Семена сомнений падают в благодатную почву. Думаю, что Михе приходит в голову то же самое. Проблема… Я переворачиваюсь на спину и отползаю от выродка. Ползу, пока не упираюсь в стену. Здесь темно и уютно. Забиваюсь в угол. Стараюсь не шевелиться. Незаметно вынимаю нож. Держу рукоятку лезвием к себе. В голове пульсирует боль. С затылка она переходит на лоб. Мне кажется, что череп изнутри точно накачивают компрессором. Глаза вот-вот взорвутся. Хочется их выдрать или разбить голову об бетон. В жопу осторожность! Смеживаю веки и скулю как щенок. Это помогает. Проходит несколько минут, боль чуть отпускает, и я внезапно проваливаюсь в спасительное забытьё…
* * *
Сколько я провалялся без сознания?
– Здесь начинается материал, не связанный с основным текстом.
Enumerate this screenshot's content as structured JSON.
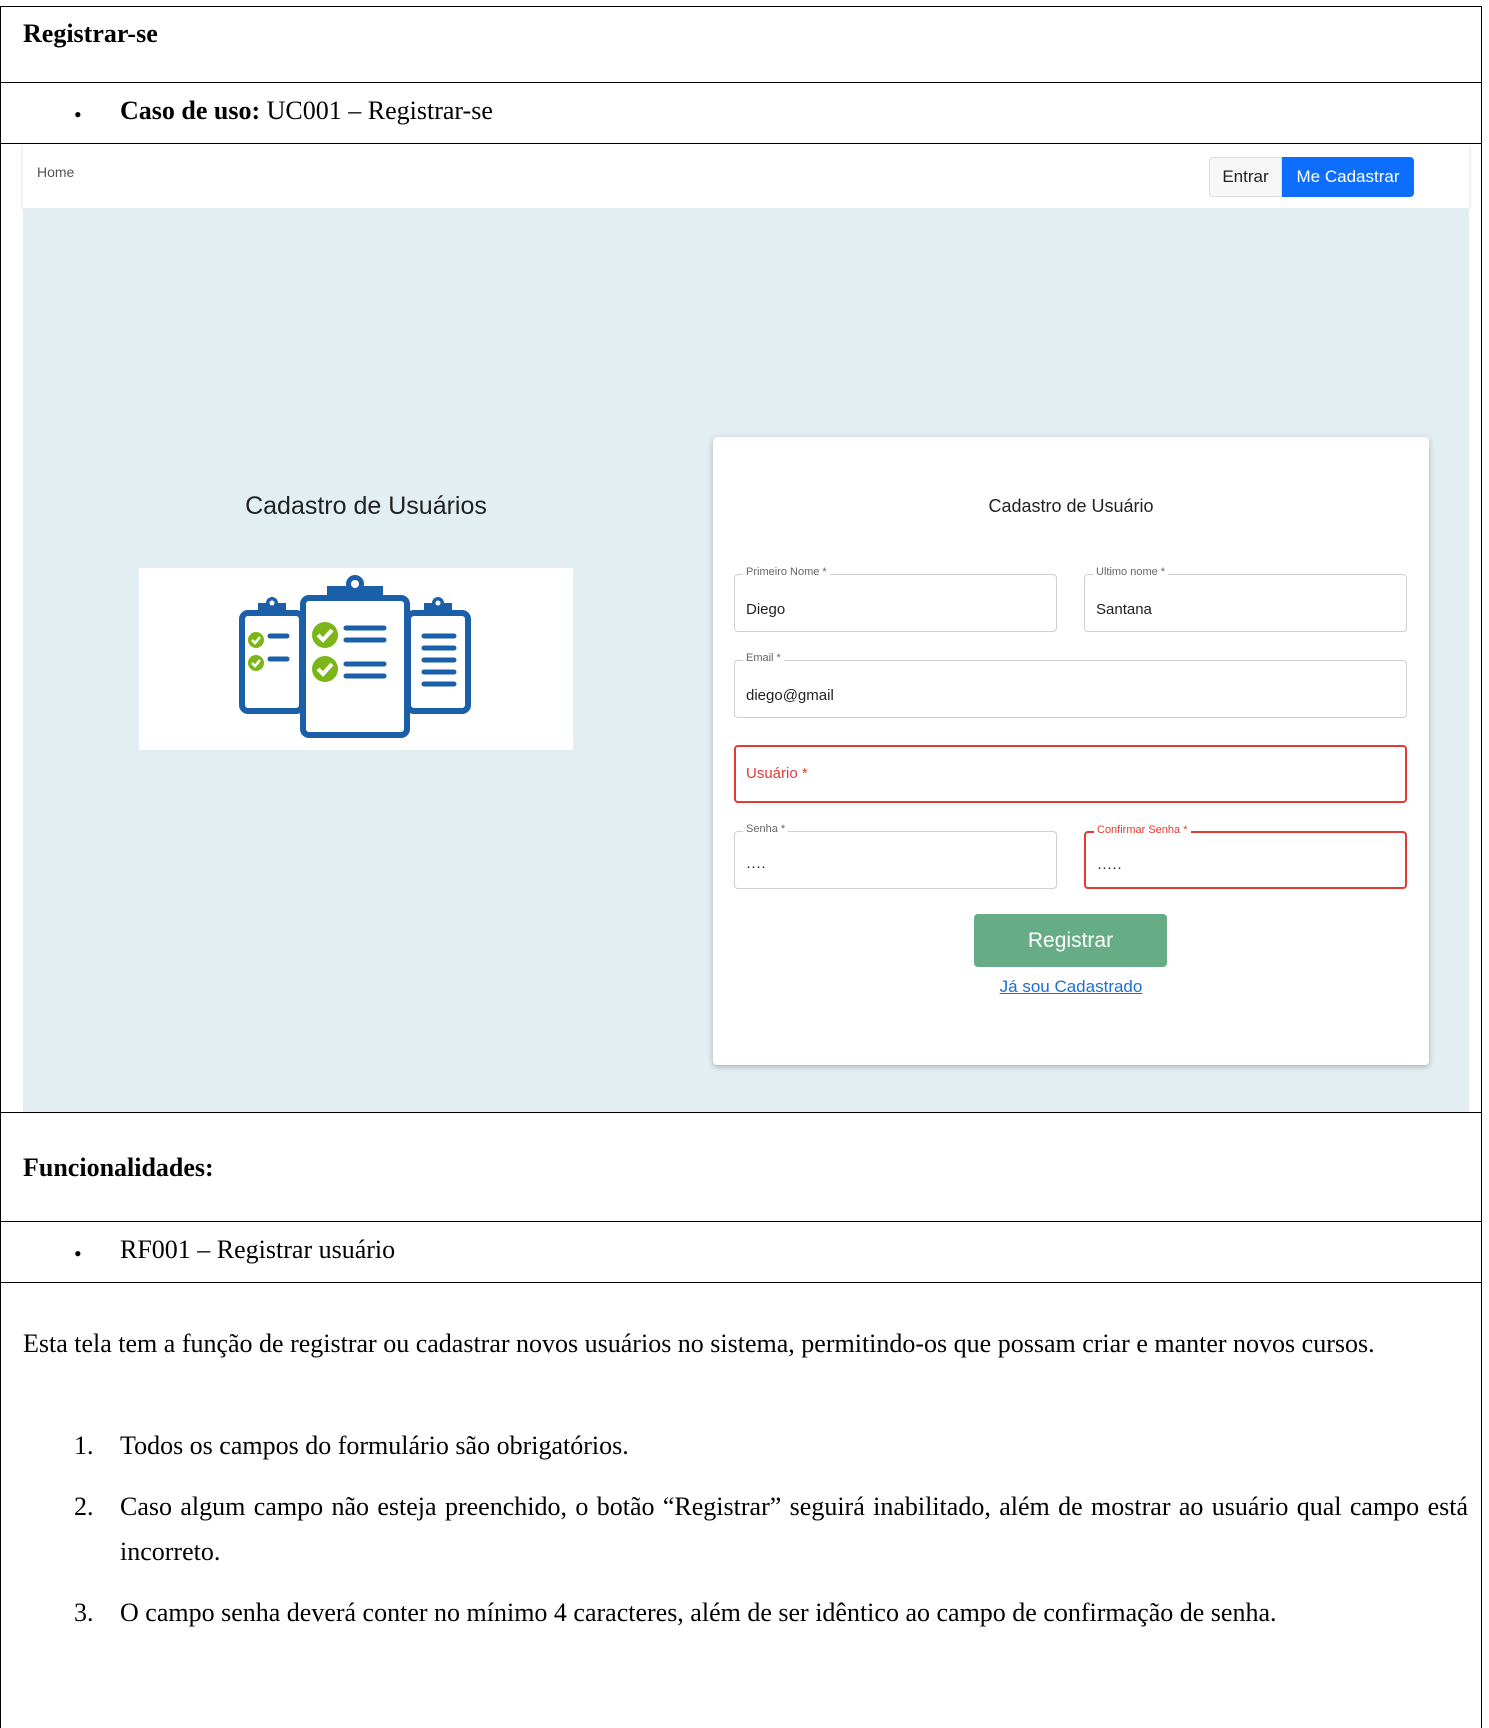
{
  "doc": {
    "title": "Registrar-se",
    "usecase_label": "Caso de uso:",
    "usecase_value": " UC001 – Registrar-se",
    "functionalities_title": "Funcionalidades:",
    "rf_item": "RF001 – Registrar usuário",
    "description": "Esta tela tem a função de registrar ou cadastrar novos usuários no sistema, permitindo-os que possam criar e manter novos cursos.",
    "requirements": [
      {
        "num": "1.",
        "text": "Todos os campos do formulário são obrigatórios."
      },
      {
        "num": "2.",
        "text": "Caso algum campo não esteja preenchido, o botão “Registrar” seguirá inabilitado, além de mostrar ao usuário qual campo está incorreto."
      },
      {
        "num": "3.",
        "text": "O campo senha deverá conter no mínimo 4 caracteres, além de ser idêntico ao campo de confirmação de senha."
      }
    ],
    "bullet": "•"
  },
  "app": {
    "nav": {
      "home": "Home",
      "login": "Entrar",
      "signup": "Me Cadastrar"
    },
    "left_title": "Cadastro de Usuários",
    "form": {
      "title": "Cadastro de Usuário",
      "first_name": {
        "label": "Primeiro Nome *",
        "value": "Diego"
      },
      "last_name": {
        "label": "Ultimo nome *",
        "value": "Santana"
      },
      "email": {
        "label": "Email *",
        "value": "diego@gmail"
      },
      "username": {
        "placeholder": "Usuário *"
      },
      "password": {
        "label": "Senha *",
        "value": "····"
      },
      "confirm_password": {
        "label": "Confirmar Senha *",
        "value": "·····"
      },
      "submit": "Registrar",
      "login_link": "Já sou Cadastrado"
    },
    "colors": {
      "primary": "#0d6efd",
      "submit": "#66ad86",
      "error": "#e53935",
      "background": "#e2eef2",
      "illustration": "#1a5fa8",
      "check": "#7cb518"
    },
    "illustration_icon": "clipboard-checklist-icon"
  }
}
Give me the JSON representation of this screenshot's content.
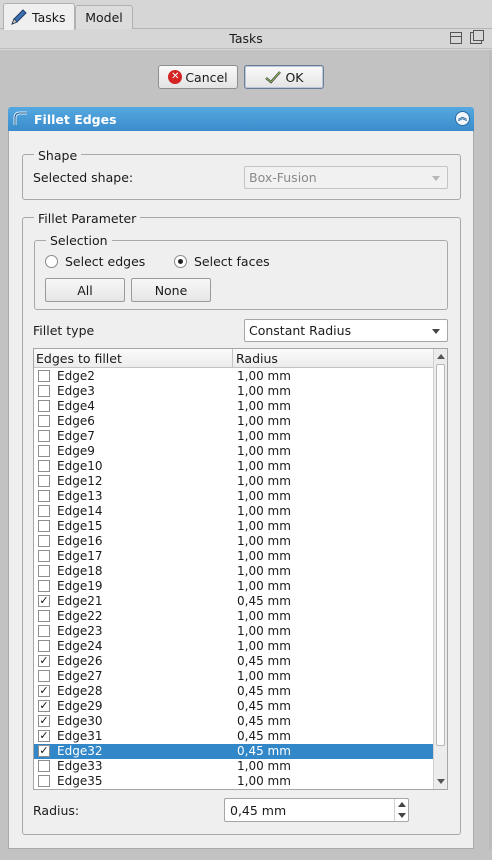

Не знаю. Я прихожу в себя оттого, что отлежал руку. Открываю глаза и первое мгновение не могу понять, почему я ни черта не вижу. Паника накатывает как волна. Я ослеп?! Дёргаюсь. Мотаю головой и сбрасываю с себя грязное, воняющее бомжом одеяло. Видимо, пока я был в отключке, Миха набросил его на меня. Под головой свёрнутая куртка. Нож валяется рядом на полу. Несмотря на слабость, мне значительно легче. С трудом поднимаюсь. Меня шатает. Ищу глазами выродка. Не нахожу его. Делаю несколько шагов вперёд. Замечаю, что он лежит под стеллажом, свернувшись калачиком, и прижимает к себе мягкую игрушку – плюшевого замызганного медведя с оторванным ухом и одним глазом.
Я усмехаюсь.
«Они нашли друг друга, – думаю я, – два уродца».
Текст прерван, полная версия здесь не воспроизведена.